Отвлекая себя лихорадочными мыслями от подступающей к горлу дурноты, Шпилевский бежал через огороды к реке, где у бревенчатых сходней немало болталось лодок-дощаников.

…В кабинете председателя Харламов встретил своего начальника официальным докладом:

— Согласно вашему распоряжению продолжал вести оперативный розыск доказательств своей версии. Добыты неопровержимые вещественные доказательства того, что неизвестный, покушавшийся на младшего лейтенанта милиции Ай… Горакозу, а также заминировавший около кузницы три колхозные повозки, и художник Слуцкий являются одним и тем же лицом. Считаю необходимым немедленный арест указанного Слуцкого.

Василий Кондратьевич с некоторым удивлением посмотрел на Юру.

— Ну и отлично, — сказал он. — Тем более что у нас имеется четкое подтверждение вашей версии со стороны гражданина Дударя, правда, уже покойного. А чего это вы тянетесь?

Харламов слегка поперхнулся, но официальный тон не оставил:

— Докладываю, что в настоящий момент задержать Слуцкого не представляется возможным: из-за непродуманное™ моих действий он заметил свой провал, а из-за медлительности — опять же моей — сбежал!

Василий Кондратьевич сел на стул и прищурился:

— Ход ваших мыслей улавливаю: проворонил, виновен и, значит, заслуживаю отстранения от операции и отправки под арест. Так? Н-да! А кикимору малосольную вы не хотите?! — неожиданно взорвался подполковник. — Вот доложу сейчас полковнику Харламову, что вы уклоняетесь от операции в самый опасный момент, тогда… Что, не надо? Ну так ловите диверсанта! Далеко он не уйдет. Поймите, что ему пока не с чем возвращаться к хозяевам, а пустые руки там отрубают…

Осмотр клубной комнатки еще раз подтвердил правоту Юры: брошенный чемоданчик на одну защелку не запирался. Рядом — недоеденная тушенка.

— Эк ведь рвал когти! — хмыкнул Мойсенович. — Вот тебе и веселый художник. Как он обвел меня, партизанского разведчика!

— Не одного тебя, — хмуро успокоил председателя Василий Кондратьевич. — Профессионалов четвертые сутки водит вокруг пальца. Три раза меня спрашивали из области, нужна ли помощь. Три раза я, дурак, гордо отказывался. Мне напомнили, что все сроки истекают, и деликатно спросили, не следует ли нам отменить завтрашний праздник. Обещал дать ответ к двадцати трем ноль-ноль. Ситуация ясна, товарищи?
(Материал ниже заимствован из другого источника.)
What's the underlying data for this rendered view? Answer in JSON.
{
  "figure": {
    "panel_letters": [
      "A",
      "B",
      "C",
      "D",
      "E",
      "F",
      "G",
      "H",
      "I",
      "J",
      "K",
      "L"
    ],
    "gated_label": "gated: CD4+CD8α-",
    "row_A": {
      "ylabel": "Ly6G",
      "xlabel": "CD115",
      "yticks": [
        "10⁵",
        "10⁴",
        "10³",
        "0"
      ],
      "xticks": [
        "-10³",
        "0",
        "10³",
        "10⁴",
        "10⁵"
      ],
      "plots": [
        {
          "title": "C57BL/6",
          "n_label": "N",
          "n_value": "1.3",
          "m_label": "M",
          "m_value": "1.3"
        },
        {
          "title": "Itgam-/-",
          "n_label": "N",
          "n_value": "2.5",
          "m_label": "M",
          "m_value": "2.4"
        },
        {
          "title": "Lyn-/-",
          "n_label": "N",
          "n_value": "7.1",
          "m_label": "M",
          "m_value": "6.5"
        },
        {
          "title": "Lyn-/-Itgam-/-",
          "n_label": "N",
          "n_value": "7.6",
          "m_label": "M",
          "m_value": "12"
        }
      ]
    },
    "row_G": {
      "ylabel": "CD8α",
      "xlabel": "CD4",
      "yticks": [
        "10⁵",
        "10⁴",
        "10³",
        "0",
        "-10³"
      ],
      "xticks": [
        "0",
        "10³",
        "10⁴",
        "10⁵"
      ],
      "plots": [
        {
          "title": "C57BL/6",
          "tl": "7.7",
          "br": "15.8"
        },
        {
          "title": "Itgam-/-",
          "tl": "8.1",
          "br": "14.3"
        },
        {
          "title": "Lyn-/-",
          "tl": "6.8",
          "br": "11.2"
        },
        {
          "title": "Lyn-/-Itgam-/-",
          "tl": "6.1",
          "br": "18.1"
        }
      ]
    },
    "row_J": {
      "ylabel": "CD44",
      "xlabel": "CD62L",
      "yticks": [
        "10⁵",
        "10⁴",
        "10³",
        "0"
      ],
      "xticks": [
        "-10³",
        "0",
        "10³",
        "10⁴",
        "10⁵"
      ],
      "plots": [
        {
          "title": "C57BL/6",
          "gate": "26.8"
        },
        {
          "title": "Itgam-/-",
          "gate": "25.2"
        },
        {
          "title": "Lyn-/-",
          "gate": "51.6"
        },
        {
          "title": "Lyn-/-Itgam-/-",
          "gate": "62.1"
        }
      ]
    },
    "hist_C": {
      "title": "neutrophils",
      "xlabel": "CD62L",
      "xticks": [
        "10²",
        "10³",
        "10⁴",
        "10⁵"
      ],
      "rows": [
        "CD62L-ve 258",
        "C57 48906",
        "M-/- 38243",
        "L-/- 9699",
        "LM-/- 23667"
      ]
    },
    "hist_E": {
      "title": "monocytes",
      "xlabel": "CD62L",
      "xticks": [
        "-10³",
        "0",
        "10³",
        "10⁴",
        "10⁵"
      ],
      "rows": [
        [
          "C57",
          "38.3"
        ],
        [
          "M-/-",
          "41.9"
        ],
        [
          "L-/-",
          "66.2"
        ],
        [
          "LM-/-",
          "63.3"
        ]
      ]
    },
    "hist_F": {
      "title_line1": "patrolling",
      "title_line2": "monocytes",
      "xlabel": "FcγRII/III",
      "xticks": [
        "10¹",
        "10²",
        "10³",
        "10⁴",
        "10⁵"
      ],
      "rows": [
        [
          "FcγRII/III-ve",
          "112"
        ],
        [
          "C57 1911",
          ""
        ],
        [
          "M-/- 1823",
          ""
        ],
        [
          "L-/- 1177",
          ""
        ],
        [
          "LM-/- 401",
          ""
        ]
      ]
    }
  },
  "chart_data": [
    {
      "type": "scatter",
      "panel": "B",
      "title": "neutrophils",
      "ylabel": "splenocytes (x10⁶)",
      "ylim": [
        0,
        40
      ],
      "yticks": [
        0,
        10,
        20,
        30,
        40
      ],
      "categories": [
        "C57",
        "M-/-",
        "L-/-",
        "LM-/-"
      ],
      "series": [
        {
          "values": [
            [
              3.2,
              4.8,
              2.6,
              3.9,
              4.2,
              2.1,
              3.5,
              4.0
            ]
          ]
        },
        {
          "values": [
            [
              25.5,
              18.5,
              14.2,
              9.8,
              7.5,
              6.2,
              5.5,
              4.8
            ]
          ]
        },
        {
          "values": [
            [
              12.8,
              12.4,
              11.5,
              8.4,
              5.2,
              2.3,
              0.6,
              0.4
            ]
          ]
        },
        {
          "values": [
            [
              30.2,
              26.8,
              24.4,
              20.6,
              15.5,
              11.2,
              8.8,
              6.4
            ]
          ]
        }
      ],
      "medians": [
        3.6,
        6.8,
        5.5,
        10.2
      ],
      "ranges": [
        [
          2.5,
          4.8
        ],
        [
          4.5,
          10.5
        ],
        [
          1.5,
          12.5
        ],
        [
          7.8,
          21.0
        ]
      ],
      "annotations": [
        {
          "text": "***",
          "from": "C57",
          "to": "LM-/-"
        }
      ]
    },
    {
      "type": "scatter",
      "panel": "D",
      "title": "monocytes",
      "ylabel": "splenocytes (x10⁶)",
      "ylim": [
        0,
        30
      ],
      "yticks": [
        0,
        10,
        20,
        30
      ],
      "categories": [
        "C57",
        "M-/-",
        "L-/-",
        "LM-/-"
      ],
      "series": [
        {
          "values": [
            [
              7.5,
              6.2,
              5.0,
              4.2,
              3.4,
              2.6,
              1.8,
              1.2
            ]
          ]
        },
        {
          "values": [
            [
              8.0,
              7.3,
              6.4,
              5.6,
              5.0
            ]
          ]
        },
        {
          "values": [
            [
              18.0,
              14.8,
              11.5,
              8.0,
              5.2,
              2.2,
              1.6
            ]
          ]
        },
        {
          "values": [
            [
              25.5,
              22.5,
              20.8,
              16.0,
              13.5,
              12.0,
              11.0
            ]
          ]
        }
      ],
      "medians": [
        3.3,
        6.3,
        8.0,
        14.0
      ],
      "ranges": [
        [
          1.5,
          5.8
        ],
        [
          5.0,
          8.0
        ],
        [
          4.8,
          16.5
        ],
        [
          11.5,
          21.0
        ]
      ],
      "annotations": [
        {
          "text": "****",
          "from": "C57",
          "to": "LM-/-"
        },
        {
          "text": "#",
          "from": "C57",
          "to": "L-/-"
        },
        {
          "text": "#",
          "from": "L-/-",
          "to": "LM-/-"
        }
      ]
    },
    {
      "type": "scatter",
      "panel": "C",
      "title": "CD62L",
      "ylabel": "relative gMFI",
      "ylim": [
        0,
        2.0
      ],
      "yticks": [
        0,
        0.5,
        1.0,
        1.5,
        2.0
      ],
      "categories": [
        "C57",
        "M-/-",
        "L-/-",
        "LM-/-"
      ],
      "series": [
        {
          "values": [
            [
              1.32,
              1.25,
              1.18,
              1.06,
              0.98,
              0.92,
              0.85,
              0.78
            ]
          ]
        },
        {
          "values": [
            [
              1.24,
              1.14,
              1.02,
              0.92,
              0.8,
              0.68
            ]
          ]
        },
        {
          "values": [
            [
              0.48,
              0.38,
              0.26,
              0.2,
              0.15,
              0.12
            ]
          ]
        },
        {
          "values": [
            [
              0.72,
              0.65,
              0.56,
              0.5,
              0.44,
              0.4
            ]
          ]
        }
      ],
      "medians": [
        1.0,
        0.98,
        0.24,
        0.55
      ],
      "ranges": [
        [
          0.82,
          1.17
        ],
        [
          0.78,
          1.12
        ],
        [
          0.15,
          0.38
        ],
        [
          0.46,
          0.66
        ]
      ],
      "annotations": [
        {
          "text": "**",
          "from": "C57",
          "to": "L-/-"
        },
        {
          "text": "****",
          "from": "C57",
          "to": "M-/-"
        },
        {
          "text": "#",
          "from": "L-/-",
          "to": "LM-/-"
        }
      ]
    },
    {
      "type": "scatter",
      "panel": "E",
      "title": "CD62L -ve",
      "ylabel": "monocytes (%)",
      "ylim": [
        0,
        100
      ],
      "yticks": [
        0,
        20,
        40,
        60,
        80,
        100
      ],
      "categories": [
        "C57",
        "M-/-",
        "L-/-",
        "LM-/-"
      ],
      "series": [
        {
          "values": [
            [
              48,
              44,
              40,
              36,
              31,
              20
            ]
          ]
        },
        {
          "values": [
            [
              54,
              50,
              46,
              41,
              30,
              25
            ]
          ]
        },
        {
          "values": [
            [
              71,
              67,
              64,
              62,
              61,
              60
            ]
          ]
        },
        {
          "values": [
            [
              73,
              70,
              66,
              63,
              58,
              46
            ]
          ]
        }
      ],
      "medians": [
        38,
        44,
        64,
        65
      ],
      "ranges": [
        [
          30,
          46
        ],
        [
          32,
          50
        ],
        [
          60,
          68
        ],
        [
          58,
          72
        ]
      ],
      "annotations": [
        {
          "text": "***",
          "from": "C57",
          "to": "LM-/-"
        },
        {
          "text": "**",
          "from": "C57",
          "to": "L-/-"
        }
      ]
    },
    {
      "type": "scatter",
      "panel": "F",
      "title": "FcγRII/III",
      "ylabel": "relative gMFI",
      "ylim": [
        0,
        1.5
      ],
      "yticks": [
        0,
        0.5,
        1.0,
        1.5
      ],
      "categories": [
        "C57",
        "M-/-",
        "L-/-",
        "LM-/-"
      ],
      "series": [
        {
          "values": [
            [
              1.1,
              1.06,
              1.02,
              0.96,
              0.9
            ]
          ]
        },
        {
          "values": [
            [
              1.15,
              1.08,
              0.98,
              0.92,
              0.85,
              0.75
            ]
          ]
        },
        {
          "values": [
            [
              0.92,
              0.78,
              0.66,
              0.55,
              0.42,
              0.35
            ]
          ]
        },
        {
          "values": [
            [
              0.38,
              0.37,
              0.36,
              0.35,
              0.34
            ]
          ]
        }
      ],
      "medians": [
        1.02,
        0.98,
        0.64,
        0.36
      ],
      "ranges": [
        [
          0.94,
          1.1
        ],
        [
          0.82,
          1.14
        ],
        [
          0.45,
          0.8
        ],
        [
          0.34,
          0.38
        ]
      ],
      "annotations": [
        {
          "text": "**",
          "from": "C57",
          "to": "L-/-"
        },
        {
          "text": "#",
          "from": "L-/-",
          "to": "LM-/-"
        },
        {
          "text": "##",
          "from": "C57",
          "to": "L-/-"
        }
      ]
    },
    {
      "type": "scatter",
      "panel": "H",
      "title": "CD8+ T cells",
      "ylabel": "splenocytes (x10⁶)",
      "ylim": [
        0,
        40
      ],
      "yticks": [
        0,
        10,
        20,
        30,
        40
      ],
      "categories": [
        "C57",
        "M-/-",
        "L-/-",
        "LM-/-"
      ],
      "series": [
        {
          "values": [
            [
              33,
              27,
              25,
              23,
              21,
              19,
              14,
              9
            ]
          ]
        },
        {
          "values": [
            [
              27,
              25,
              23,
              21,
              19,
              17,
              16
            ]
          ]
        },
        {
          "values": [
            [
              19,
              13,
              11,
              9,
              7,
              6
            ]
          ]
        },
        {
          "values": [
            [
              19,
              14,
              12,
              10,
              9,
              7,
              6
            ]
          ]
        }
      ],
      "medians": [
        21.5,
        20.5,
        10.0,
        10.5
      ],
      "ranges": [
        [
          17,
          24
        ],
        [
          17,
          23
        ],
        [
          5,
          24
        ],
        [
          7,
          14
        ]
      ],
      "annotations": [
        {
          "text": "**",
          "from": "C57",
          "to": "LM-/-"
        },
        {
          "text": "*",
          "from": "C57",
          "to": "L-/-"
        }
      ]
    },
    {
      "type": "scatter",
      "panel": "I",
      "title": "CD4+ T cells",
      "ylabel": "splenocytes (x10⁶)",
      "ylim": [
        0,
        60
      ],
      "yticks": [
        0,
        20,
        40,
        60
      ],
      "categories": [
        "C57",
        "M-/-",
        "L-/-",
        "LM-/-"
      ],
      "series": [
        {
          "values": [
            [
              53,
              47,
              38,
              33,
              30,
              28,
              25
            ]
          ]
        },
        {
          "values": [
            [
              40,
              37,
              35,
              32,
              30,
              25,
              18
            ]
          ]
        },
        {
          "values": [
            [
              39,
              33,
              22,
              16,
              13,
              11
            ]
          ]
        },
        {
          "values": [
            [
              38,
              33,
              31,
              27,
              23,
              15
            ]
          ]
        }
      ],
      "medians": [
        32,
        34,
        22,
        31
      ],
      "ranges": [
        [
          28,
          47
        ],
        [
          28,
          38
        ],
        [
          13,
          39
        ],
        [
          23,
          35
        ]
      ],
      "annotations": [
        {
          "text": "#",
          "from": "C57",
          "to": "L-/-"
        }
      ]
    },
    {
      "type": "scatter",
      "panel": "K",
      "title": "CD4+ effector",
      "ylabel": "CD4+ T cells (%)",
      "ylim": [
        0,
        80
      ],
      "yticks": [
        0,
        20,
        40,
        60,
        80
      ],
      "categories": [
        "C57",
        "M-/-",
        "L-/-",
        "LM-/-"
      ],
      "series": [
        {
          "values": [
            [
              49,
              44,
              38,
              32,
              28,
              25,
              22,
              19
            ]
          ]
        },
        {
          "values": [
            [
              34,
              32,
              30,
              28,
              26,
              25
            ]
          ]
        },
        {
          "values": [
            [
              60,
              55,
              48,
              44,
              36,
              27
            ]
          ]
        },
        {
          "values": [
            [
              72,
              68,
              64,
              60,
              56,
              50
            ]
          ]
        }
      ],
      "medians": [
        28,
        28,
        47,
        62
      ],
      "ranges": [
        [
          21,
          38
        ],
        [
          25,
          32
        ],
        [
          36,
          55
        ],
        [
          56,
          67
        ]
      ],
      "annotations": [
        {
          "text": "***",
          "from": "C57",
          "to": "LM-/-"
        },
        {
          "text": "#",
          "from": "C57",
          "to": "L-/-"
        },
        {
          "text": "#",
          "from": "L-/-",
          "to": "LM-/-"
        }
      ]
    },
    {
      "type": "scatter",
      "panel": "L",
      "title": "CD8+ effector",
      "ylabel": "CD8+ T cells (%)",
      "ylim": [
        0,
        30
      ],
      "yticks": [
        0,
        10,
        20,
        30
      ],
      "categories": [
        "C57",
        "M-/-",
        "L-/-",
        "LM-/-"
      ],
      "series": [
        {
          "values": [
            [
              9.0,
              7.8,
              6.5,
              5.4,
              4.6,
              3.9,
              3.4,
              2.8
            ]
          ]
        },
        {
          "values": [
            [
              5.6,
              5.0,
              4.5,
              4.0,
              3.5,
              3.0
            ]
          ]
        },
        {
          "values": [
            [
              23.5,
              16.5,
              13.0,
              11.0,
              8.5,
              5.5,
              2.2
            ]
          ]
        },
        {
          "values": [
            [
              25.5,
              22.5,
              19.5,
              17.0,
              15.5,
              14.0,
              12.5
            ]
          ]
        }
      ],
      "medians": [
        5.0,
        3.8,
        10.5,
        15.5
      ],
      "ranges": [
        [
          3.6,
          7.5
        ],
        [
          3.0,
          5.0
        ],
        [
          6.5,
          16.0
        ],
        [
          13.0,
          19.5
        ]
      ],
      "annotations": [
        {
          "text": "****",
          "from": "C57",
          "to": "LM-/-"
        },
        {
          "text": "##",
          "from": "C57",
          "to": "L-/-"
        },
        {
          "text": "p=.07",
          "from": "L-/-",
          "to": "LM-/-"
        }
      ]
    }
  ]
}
Ситуация была всем ясна. Праздник отменить поздно. А что делать? Парторг даже усомнился, удобно ли будет использовать наглядную агитацию, раз она приготовлена руками вражеского агента. Вопрос действительно был не такой уж простой… Василий Кондратьевич предложил парторгу посоветоваться с райкомом.

Вершинин был уже дома и ответил так:

— Во-первых, у меня гости и на столе пельмени. Во-вторых, вы явно устали и потому идите в отпуск. Как это не устали? А ваши, извините, неврастенические вопросы? Сколько я знаю, эскизы, макеты, тексты, даже краски — все было изготовлено честными и глубоко идейными советскими головами и руками. По моему скромному соображению, пельмени не перестанут быть пельменями, если их сварит даже сам лидер вегетарианцев граф Толстой… Знаки препинания в лозунгах, конечно, проверьте.

— Вот всегда он так, — уныло сказал парторг, положив телефонную трубку. — Не поймешь, где в шутку, где всерьез. Но похоже, что он меня отчитал. А?